I missed my wife. I missed myself.

I did an image search for the girl. There she was, posing on one knee with her high school lacrosse team. There she was, at a bar in Prague, blowing a kiss to the camera—to
me
, three years and half a globe away. There she was, holding onto a buoy. Almost all of the photos were the same photo, the one the newspapers had used. I pulled up her obituary, which I hadn’t brought myself to read until then. It said nothing I didn’t know. It said nothing at all. The penultimate paragraph mentioned her surviving family. I did an image search for her father. There he was.

I entered the map. I looked for him along Nassau Street, and at the construction site where I’d first seen him. I checked the English department, and the coffee shop where I so often did my reading. What would I have said to him? I had nothing to apologize for. And yet I was sorry.

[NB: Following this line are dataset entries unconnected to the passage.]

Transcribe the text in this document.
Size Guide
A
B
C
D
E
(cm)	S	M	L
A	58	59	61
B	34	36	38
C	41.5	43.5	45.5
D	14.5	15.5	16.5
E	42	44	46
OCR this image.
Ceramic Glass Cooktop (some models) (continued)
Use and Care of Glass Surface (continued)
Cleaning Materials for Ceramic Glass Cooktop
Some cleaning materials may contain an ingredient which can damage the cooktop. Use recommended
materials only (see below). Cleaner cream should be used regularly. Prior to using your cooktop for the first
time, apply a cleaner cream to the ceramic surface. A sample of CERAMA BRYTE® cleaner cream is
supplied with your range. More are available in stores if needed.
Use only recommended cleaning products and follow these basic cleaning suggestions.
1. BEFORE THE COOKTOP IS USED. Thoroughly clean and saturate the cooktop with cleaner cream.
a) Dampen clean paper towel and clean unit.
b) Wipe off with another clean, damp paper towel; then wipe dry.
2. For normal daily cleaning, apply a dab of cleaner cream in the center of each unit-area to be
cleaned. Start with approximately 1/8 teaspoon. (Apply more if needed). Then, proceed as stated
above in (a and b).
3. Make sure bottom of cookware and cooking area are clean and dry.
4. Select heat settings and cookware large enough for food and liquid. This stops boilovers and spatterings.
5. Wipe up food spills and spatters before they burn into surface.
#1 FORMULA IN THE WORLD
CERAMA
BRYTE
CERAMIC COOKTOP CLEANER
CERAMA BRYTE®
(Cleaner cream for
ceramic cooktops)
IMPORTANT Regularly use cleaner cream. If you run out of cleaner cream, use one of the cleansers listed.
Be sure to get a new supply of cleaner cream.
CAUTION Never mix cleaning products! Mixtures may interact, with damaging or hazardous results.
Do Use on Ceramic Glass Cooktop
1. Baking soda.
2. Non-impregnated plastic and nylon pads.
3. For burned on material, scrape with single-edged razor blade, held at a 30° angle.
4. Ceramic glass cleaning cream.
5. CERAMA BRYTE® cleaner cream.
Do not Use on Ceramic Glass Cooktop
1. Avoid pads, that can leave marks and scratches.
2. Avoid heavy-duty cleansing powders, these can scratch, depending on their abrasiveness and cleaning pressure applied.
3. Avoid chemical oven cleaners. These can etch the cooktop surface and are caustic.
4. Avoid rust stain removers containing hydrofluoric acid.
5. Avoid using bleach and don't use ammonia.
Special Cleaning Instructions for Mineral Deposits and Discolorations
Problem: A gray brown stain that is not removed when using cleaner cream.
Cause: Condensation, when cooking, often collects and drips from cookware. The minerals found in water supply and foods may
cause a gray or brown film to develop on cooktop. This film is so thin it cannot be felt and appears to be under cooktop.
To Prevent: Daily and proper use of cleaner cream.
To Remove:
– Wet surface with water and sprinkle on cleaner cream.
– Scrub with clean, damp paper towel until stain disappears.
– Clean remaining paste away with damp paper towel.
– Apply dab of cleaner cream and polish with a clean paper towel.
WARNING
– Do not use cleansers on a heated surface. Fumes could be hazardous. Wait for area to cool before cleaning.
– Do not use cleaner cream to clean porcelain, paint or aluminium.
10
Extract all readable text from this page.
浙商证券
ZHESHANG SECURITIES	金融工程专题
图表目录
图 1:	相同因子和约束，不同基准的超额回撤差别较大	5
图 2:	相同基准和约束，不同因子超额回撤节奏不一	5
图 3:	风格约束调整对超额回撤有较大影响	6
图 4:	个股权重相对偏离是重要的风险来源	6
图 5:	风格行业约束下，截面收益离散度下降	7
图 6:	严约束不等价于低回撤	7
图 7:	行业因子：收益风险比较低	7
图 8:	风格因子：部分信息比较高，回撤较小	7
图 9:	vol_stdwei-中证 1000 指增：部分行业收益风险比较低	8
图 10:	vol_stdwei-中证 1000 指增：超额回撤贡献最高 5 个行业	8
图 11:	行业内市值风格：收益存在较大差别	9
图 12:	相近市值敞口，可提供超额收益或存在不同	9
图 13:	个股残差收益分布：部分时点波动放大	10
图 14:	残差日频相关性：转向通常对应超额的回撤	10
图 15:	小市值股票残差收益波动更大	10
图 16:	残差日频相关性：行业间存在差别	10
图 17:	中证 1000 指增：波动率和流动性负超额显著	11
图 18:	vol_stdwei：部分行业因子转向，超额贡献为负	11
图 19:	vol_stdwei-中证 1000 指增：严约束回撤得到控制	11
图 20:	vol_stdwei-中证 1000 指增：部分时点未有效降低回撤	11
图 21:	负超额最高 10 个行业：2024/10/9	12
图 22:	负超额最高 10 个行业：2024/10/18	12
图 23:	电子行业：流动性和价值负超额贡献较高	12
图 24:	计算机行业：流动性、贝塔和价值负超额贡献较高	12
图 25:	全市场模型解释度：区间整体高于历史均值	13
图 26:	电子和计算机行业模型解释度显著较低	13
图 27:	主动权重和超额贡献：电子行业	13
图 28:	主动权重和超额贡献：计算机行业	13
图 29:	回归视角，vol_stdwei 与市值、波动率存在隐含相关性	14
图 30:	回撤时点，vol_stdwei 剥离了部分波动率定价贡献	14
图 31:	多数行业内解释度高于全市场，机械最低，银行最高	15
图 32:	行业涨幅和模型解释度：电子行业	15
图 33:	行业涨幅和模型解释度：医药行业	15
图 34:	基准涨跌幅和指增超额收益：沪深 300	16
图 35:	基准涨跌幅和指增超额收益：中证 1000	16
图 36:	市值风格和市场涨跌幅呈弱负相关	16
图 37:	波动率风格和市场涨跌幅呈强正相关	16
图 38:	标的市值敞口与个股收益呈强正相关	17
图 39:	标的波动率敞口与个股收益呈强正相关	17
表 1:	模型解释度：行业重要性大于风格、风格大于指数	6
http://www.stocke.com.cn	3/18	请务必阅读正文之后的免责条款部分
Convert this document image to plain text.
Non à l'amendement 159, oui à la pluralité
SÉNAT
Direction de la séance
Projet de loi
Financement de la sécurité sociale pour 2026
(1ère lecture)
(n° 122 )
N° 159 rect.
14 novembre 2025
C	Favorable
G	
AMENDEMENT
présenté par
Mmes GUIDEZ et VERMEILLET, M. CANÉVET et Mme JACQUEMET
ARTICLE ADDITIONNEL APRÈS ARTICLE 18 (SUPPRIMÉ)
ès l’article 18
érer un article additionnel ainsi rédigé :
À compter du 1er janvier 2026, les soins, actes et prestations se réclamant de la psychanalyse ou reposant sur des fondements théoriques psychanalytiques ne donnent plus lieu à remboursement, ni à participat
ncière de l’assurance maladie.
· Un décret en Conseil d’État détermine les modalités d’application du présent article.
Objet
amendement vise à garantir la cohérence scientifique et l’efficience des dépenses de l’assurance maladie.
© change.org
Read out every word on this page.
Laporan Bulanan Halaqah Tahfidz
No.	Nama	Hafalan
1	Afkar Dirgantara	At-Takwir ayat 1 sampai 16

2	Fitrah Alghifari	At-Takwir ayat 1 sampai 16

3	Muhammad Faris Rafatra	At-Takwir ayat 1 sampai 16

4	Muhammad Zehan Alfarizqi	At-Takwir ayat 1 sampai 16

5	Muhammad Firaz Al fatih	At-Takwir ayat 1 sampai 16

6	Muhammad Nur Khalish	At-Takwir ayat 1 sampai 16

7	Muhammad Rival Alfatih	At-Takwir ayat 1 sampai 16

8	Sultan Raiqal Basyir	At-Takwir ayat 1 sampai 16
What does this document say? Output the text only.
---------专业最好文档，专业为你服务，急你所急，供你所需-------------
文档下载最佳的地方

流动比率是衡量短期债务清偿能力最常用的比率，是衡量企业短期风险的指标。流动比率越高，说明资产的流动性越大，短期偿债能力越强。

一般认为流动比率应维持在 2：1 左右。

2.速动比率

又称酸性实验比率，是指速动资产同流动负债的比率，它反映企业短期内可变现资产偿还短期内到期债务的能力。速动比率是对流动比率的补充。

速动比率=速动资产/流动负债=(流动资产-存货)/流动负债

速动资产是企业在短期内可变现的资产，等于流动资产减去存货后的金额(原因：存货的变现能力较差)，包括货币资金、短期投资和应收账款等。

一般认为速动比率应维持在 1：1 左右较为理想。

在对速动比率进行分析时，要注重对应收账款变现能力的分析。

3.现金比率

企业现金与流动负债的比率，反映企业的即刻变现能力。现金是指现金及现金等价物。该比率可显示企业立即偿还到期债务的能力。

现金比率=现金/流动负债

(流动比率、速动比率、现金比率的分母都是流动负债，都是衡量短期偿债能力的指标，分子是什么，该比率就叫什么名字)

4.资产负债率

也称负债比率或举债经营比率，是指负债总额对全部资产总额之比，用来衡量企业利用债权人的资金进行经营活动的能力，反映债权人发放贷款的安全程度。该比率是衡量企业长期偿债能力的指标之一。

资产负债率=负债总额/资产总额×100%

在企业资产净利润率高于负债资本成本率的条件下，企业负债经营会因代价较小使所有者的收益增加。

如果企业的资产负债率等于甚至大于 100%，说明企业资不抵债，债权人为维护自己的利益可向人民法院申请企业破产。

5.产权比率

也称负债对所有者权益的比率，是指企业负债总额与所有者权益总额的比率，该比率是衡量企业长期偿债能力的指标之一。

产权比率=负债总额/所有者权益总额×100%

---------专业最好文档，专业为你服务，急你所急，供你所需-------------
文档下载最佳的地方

It was getting late. It was always the middle of the day. I approached my house, but instead of seeing myself holding the sign, as I should have, I saw my crumpled body on the ground in front of the door.

I went up to myself. It was me, but wasn’t me. It was my body, but not me. I tilted the world. There were no signs of any kind of struggle: no blood, no bruises. (Perhaps the photo had been taken in between the beating and the appearance of bruises?) There was no way to check for a pulse in the map, but I felt sure that I was dead. But I couldn’t have been dead, because I was looking at myself. There is no way to be alive and dead.

I lifted myself up and put myself back down. I was still there. I pulled all the way back to space, to the Earth as a marble filling my screen in my empty house. I dove in, it all rushed to me: North America, America, the East Coast, New Jersey, Princeton Borough, Princeton Township, my address, my body.

I went to Firestone Library to use one of the public computers. I hadn’t been to the library since the investigation, and hadn’t even thought to wonder if my identity card was still activated. I tried to open the door, but I couldn’t extend my arm. I realized I was still in the map.